On a recent episode of IndieWire’s Filmmaker Toolkit podcast, Dear White People‘s Justin Simien gave an update on his upcoming horror film, Bad Hair, which will speak to the black woman’s experience with beauty and racial discrimination.

“(Bad Hair) follows a girl from Compton who doesn’t have the right look. She doesn’t have the right hair, she doesn’t have the right face, she doesn’t have the right skin color,” said Simien. “She wants to be a VJ in the late ’80s, early ’90s, and she makes a bit of a Faustian bargain with this woman who takes over the network where she’s at, and she ends up with this hair, this weave in her head, that may not have a mind of its own.”

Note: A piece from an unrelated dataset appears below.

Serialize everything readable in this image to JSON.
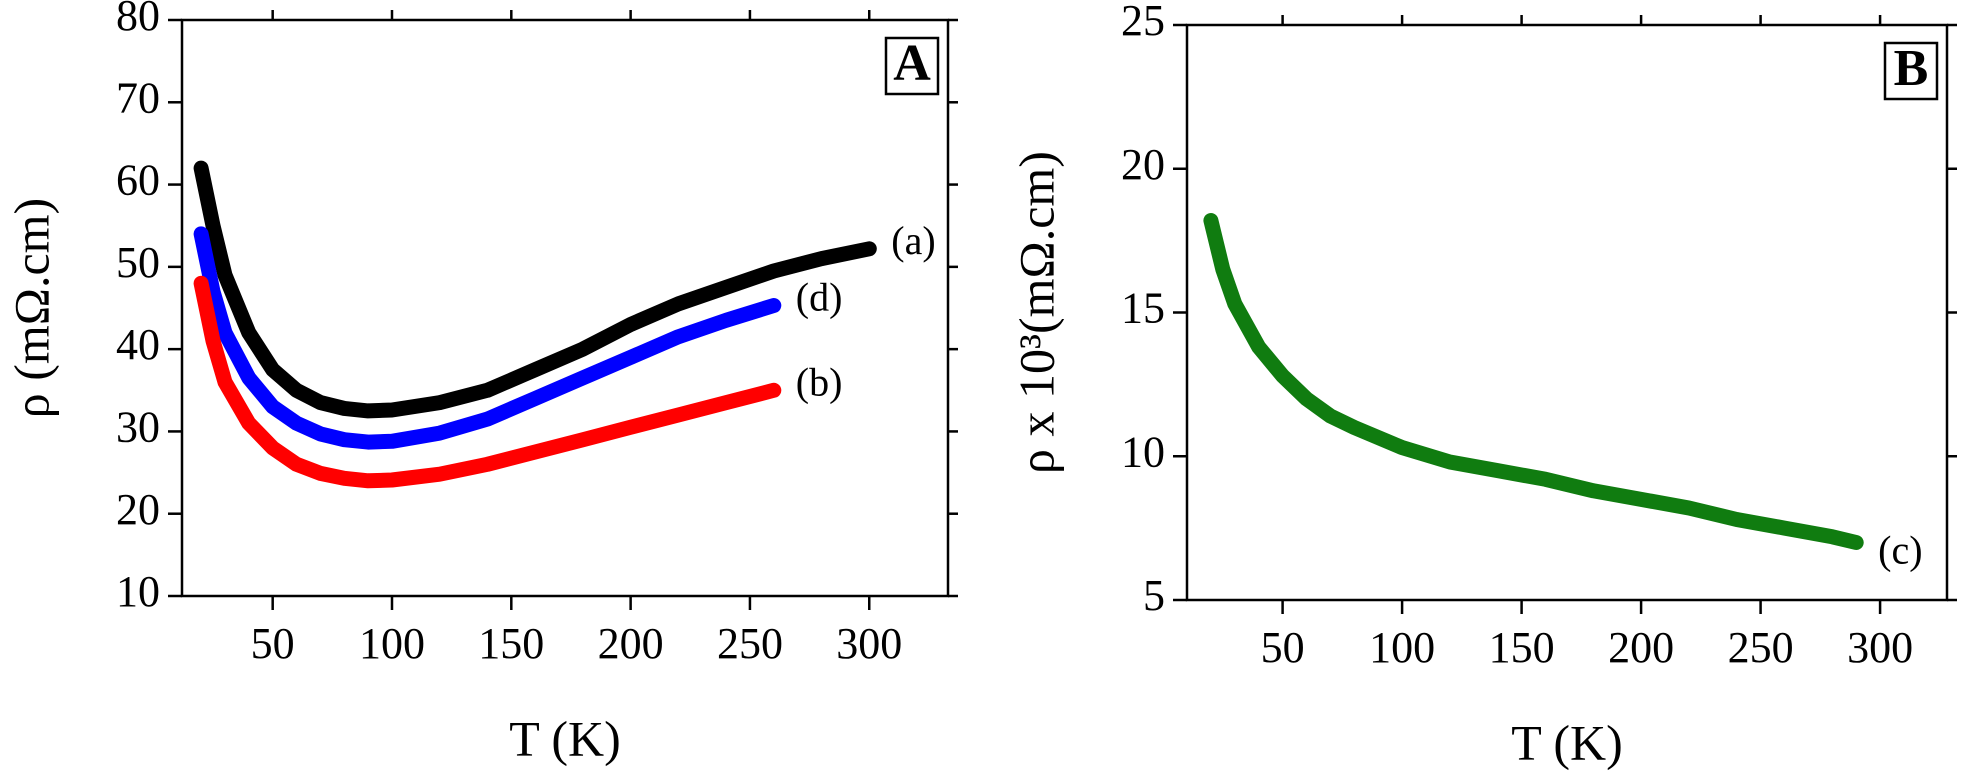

The film, said Simien, is a tribute to his mother, aunts and other black women who have defined his life. He said it would be “cheeky” and in the vein of films like Rosemary’s Baby, Get Out, The Stepford Wives and Invasion of the Body Snatchers.

“It’s my way of taking my frustration of what I feel like black women are going through, who we rely on for so much–politically, culturally, just in terms of the family dynamic–and we put them through hell,” he said. “We make them suffer quiet little deaths just to be seen in our culture and I wanted to translate that, in my own way, into a very weird horror-satire love letter to that experience.”

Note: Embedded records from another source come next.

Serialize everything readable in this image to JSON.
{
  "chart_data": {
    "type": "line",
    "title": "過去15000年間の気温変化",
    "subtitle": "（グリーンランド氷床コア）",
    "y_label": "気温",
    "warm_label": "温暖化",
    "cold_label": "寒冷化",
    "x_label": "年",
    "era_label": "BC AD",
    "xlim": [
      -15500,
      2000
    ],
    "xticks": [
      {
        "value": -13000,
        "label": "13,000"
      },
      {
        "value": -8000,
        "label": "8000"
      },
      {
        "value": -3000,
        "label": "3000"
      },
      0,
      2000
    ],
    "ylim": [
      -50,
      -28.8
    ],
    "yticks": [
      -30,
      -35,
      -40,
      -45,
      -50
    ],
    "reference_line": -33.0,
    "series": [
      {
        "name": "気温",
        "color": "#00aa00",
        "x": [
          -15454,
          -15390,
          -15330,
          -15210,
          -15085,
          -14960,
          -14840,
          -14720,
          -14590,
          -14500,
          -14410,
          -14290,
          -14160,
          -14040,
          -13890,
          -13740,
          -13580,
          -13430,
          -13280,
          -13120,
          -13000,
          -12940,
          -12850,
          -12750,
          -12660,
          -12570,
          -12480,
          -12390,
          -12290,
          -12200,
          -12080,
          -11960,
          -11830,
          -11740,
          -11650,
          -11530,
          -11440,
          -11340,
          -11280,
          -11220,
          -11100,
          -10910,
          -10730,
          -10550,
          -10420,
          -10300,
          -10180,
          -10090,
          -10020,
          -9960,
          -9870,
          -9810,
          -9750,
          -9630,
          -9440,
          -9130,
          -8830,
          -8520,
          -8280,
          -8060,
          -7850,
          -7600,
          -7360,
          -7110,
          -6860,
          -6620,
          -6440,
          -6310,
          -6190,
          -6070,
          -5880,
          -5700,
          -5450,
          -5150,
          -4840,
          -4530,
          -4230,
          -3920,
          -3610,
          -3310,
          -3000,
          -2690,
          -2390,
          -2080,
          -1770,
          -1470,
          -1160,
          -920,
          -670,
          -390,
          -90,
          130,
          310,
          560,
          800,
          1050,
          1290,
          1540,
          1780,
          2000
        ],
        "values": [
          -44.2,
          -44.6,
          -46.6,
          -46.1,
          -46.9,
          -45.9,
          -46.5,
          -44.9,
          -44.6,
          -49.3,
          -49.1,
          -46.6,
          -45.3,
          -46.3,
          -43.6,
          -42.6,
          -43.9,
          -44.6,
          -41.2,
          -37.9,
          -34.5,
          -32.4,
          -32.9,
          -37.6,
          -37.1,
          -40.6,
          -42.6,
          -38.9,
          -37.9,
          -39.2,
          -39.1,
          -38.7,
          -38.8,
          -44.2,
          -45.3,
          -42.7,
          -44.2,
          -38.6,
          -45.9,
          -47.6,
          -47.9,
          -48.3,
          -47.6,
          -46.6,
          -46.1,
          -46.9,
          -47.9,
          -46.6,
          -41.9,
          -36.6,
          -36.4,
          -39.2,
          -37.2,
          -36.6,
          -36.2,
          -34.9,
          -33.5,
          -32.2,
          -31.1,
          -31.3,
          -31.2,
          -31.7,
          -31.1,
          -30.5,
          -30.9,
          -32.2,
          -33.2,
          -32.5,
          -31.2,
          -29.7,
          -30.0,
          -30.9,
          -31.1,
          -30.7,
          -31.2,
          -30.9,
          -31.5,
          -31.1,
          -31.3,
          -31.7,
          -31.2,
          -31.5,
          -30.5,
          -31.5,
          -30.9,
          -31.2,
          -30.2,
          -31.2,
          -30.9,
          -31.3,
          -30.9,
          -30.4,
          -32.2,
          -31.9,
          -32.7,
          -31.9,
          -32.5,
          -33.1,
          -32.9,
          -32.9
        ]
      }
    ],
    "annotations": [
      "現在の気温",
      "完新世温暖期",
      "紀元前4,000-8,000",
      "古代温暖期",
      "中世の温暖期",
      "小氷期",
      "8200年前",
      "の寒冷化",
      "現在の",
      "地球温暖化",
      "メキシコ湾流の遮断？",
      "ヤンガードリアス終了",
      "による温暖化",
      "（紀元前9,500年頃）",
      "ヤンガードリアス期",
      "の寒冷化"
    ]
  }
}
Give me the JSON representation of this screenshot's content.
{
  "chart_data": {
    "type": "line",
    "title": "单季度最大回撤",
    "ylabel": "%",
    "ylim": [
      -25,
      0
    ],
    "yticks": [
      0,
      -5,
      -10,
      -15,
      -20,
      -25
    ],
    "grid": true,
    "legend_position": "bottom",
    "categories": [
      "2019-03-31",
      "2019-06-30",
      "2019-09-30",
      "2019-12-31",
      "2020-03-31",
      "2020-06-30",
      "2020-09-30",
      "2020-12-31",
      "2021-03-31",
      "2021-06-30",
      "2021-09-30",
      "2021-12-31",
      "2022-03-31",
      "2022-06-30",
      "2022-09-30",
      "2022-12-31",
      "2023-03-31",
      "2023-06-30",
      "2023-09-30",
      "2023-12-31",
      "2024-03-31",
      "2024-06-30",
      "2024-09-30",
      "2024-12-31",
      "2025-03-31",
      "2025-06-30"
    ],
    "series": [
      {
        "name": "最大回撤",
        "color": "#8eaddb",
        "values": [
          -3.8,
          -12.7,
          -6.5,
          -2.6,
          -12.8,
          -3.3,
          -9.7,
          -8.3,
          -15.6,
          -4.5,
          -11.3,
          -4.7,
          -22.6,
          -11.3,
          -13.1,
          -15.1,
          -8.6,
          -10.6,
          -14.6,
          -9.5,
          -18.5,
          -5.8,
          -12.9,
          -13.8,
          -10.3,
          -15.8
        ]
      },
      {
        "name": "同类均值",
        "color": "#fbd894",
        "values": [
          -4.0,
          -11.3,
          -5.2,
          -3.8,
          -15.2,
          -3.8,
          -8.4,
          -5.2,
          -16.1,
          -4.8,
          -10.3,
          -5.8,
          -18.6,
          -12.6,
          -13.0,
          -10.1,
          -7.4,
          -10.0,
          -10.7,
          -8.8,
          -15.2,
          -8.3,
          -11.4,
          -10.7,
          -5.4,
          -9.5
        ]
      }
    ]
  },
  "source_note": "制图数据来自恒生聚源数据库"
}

No release date has been set.

The initial film description reads: Paralleling the rise of New Jack Swing in 1989, Bad Hair is a horror satire that follows an ambitious young woman who gets a weave in order to survive the image-obsessed world of music television. Her professional success comes at a higher cost than anticipated, however, when she discovers her new hair may have a mind of its own. Simien has retained the biting satirical commentary but added genre-bending thrills.